This year, Nintendo’s Mario series of video games celebrates its 25th birthday, as well as the retention of worldwide popularity. The brainchild of Japanese designer Shigeru Miyamoto, Mario occupies a position in popular culture usually reserved for iconic pop stars and long-running TV series. And with 222 million games sold over the last quarter-decade, its commercial success certainly can’t be disputed.
So why is Mario so popular? His distinctive red cap, blue overalls and moustache may have been born out of the technical limitations of 80s games consoles (his Italian nationality comes from the fact that he has a moustache - no, seriously) but as a blank avatar for the player to project themselves onto, he is peerless.
Mario's USP has always been exploring the joy of movement, allowing players to navigate intricately-designed spatial challenges with a character who feels like an extension of your own body. Mario’s original name was simply "Jumpman", and for good reason - in later games, his cries of "yahoo!" with every leap are positively infectious. Not to mention Mario's colourful supporting cast - Luigi, Bowser, dinosaur-thing Yoshi - who despite their paper-thin characterisation have become as iconic as the star himself.
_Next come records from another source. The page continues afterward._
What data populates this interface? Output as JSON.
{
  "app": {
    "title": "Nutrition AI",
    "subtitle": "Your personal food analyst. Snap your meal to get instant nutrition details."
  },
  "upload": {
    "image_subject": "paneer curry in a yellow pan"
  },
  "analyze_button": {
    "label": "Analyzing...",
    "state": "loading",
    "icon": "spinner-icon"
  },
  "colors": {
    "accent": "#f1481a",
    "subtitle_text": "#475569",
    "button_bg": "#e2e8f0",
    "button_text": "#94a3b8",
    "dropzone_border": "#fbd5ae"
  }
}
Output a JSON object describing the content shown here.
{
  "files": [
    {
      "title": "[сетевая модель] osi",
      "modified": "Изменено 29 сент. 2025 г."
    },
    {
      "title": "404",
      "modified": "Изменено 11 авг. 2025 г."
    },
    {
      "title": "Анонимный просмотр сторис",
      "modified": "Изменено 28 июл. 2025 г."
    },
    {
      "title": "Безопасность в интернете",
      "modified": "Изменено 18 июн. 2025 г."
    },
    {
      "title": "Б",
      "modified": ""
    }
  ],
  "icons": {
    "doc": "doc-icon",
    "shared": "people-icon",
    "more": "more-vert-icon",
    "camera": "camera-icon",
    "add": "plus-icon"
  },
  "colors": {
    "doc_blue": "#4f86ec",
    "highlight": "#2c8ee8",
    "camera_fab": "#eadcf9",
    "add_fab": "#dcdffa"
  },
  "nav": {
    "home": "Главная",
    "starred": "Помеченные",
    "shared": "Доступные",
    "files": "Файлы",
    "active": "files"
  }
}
Most, however, know Mario et al best from the most popular of the (seemingly endless) spin-offs: Mario Kart, which has provided both hours of knockabout fun and an antithesis to boring driving simulators like Gran Turismo. You'd be hard pressed to find anyone that doesn't flinch at the sight of that dreaded blue shell.
The craftsmanship of the Mario games has meant they have stood the test of time, and are still receiving lavish critical praise and selling by the bucket-load. Stuffed full of imagination, tightly-designed levels and endless surprises, it’s difficult to overestimate the influence they have had on video games as an art-form.
The 1985 classic Super Mario Bros. was the beginning of shift from arcades into living rooms, with large and colourful graphics that - though difficult to believe now - looked like a cartoon come to life, spawning a variety of imitators (most notably Sega's Sonic the Hedgehog). In 1997, Super Mario 64 demonstrated what games could do with a third dimension, which in turn influenced another generation of 3D Mario rip-offs such as Crash Bandicoot and Spyro the Dragon.
The imitators will long be forgotten - but Mario games continue to thrill both children and adults alike.